Мордвинов так широко улыбнулся, что на мгновение даже исчезла ямочка на его подбородке.
— Кто этот народногласый органчик, который озвучивает ваш текст?
— Надежный кандидат в харизматики. Я с ним работаю. Есть успехи.
Лецкий и впрямь все живей поощрял поползновения соседа к импровизации, к самостоятельности. «Вы не стесняйтесь, не нужно сдерживаться. Чем больше раскрепощение личности, тем очевидней ее потенции. Мой текст для вас — повод, а не скрижали. Если накатывает инспирация, дайте ей, ради Христа, дорогу. Чем больше собственной индивидуальности, тем убедительней сила проповеди». Выходит, он был на верном пути.
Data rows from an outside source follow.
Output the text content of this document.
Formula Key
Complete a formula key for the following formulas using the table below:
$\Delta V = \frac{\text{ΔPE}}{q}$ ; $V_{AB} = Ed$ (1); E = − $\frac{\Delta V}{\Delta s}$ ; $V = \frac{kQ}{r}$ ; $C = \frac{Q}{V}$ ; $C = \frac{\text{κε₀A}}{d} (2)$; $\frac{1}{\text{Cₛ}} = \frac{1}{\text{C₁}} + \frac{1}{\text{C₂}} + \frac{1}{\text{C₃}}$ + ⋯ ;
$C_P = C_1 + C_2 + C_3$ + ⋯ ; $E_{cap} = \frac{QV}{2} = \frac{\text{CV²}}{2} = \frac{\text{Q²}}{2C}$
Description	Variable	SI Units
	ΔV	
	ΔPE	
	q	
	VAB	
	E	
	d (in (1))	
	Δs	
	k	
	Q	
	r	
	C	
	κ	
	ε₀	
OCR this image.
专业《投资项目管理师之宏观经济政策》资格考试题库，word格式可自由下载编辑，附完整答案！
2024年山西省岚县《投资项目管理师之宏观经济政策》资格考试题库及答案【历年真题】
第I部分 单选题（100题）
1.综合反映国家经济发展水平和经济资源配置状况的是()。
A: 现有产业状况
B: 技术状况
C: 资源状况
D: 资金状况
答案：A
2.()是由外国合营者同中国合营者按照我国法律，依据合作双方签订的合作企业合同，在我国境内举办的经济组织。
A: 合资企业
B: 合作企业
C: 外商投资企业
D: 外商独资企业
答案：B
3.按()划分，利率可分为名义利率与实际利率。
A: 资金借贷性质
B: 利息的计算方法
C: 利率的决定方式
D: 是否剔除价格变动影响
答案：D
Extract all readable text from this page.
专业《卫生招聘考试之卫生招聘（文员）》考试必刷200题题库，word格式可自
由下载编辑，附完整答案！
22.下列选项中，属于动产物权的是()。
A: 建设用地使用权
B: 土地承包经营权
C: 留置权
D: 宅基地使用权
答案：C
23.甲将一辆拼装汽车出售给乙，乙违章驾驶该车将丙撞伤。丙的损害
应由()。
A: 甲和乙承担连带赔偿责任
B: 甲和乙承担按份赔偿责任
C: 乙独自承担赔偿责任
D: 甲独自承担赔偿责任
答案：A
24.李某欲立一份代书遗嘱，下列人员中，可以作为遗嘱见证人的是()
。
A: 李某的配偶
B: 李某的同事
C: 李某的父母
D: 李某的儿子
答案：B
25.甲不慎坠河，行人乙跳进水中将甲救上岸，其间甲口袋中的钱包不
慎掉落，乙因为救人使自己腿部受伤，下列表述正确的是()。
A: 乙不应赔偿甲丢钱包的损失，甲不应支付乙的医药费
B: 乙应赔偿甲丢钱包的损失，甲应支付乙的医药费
«Маврикий сделал свое дело, Маврикий может разгримировываться, — подумал Лецкий. — Вот она, жизнь. Жестокие законы театра. Чуть зазеваешься — снимут с роли».
— Глас народа, — проговорил Мордвинов и вновь окинул Лецкого взглядом.
Лецкий сказал:
— Он же — власть предержащий.
— Малый не прост, — заметил Гунин. Он благодушно улыбался. Лецкий оправдывал надежды.
Гости поднялись из-за стола. Подали кофе. Лецкий взял чашку и, будто почувствовав чей-то приказ, послушно повернул свою голову. Ольга смотрела на него филистимлянскими очами.
Он принужденно улыбнулся. Она сказала:
— Присядьте рядышком.
Он выдохнул:
— Слушаю и повинуюсь.
Юная дочь фараона сказала:
— Что-то поглядываете на меня.
Он удивился, но спорить не стал:
— Вам это внове?
— Нет. Привыкла.
Он элегически произнес:
— Я не поглядывал. Я смотрел. При этом — с грустью и умилением.
Она насупила свои бровки.
— Ну, умиление — это понятно. Мое девичество, моя свежесть, ангельский образ и чистота. А грусть — откуда?
Лецкий вздохнул:
— А грусть — от трезвого понимания, как трудно будет вам сделать выбор.
Она сказала:
— Не так уж трудно. Я выбираю не мужа, а друга. Стало быть, можно не надрываться.
Он рассмеялся:
— Да, это выход. Вы — умница.
— Я — смышленая девушка.
И оглядев его, усмехнулась:
— Какие родительские интонации…
Лецкий вздохнул:
— Они естественны. Я мог бы быть вашим отцом.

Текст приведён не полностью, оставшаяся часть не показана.